Non urlai, ma tutti i demoni malvagi che cavalcano i
venti della notte urlarono per me, allorché, in quello stesso istante, fui
travolto da un'improvvisa e compatta valanga di ricordi che mi annientarono
l'anima. Seppi allora tutto ciò che era stato; il ricordo valicò gli alberi e il
castello spaventoso e riconobbi l'edificio, pur trasformato, nel quale mi
trovavo. Ma, più terribile di tutto ciò, riconobbi l'empia abominazione che mi
ghignava davanti mentre ritraevo dalle sue le mie dita insozzate.

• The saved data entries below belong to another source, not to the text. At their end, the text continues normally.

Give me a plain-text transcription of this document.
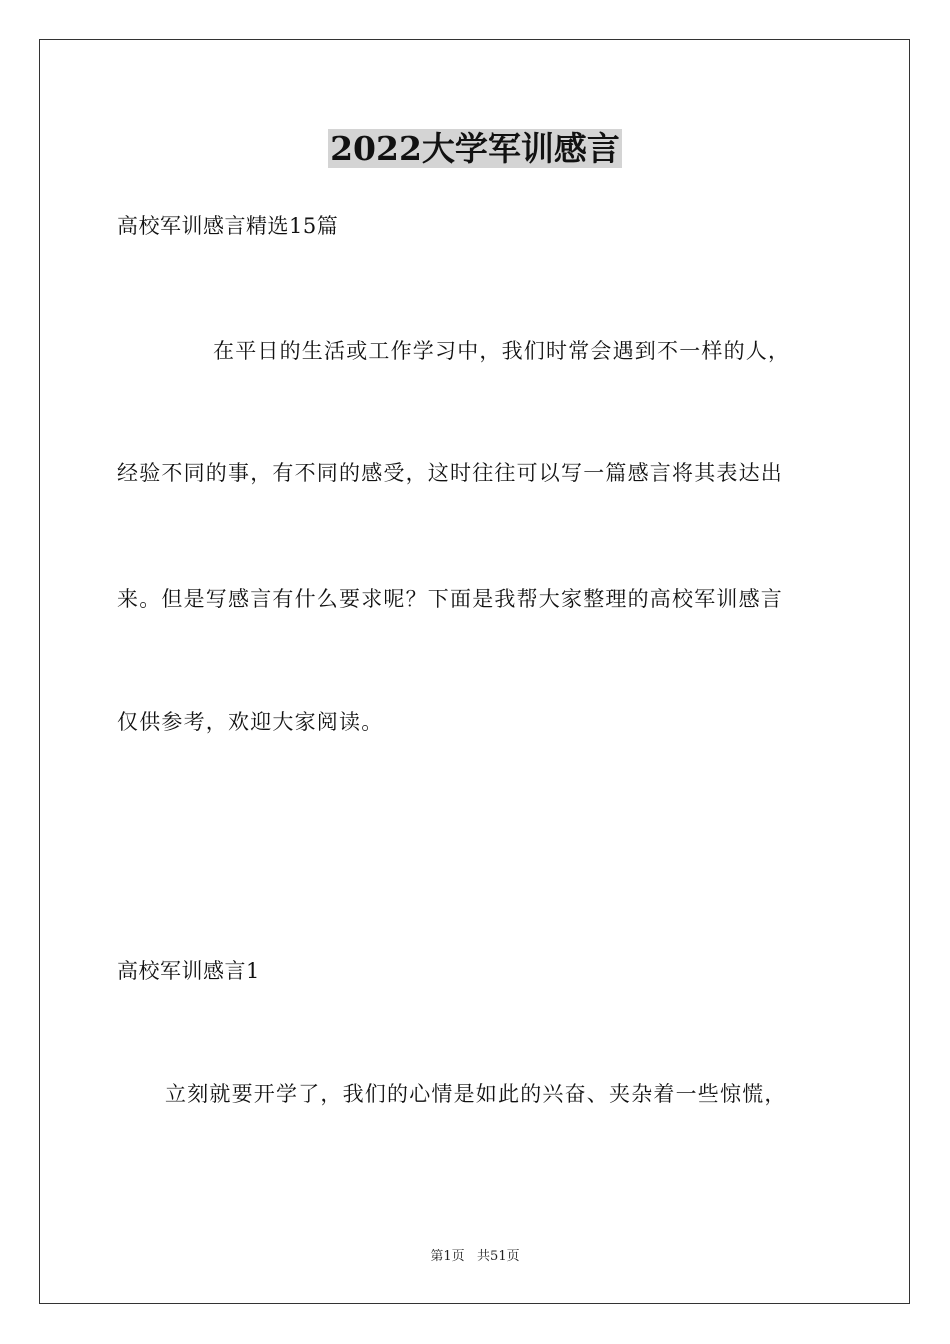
2022大学军训感言
高校军训感言精选15篇
在平日的生活或工作学习中，我们时常会遇到不一样的人，
经验不同的事，有不同的感受，这时往往可以写一篇感言将其表达出
来。但是写感言有什么要求呢？下面是我帮大家整理的高校军训感言
仅供参考，欢迎大家阅读。
高校军训感言1
立刻就要开学了，我们的心情是如此的兴奋、夹杂着一些惊慌，
第1页   共51页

Per fortuna nel cosmo, accanto all'amarezza, vi è
anche il balsamo per alleviarla, e quel balsamo è il nepente 1. Nell'orrore
supremo, l'oblio mi soccorse, e l'esplosione di quegli oscuri ricordi svanì in
un caos di immagini degradanti.
Come in un sogno, fuggii dal maledetto castello
stregato e corsi via in silenzio nella luce della luna. Quando tornai al
cimitero marmoreo antistante la chiesa e discesi i gradini, non mi riuscì di
smuovere la botola di pietra, ma non ne fui rattristato, sì tanto avevo odiato
gli alberi e l'antico castello.
Adesso corro con demoni beffardi nel vento della
notte, e di giorno mi trastullo tra le catacombe di Nephren-Ka, nella valle cupa
e sconosciuta di Hadoth presso il Nilo. So che la luce non è per me, eccetto
quella della luna sulle tombe rocciose di Neb, e neppure per me è la gaiezza,
eccetto quella delle abominevoli feste di Nitokris ai piedi della Grande
Piramide; eppure, nella mia nuova e sfrenata libertà, accetto quasi con gioia
l'amarezza dell'alienazione. Perché, pur se l'oblio del nepente ha lenito la mia
sofferenza, ugualmente so di essere un estraneo, uno straniero in questo secolo
e tra coloro che sono ancora uomini. E lo so da quando ho proteso le dita verso
quell'obbrobrio entro la grande cornice dorata: da quando ho proteso le dita e
ho toccato la fiedda e dura superficie di uno specchio.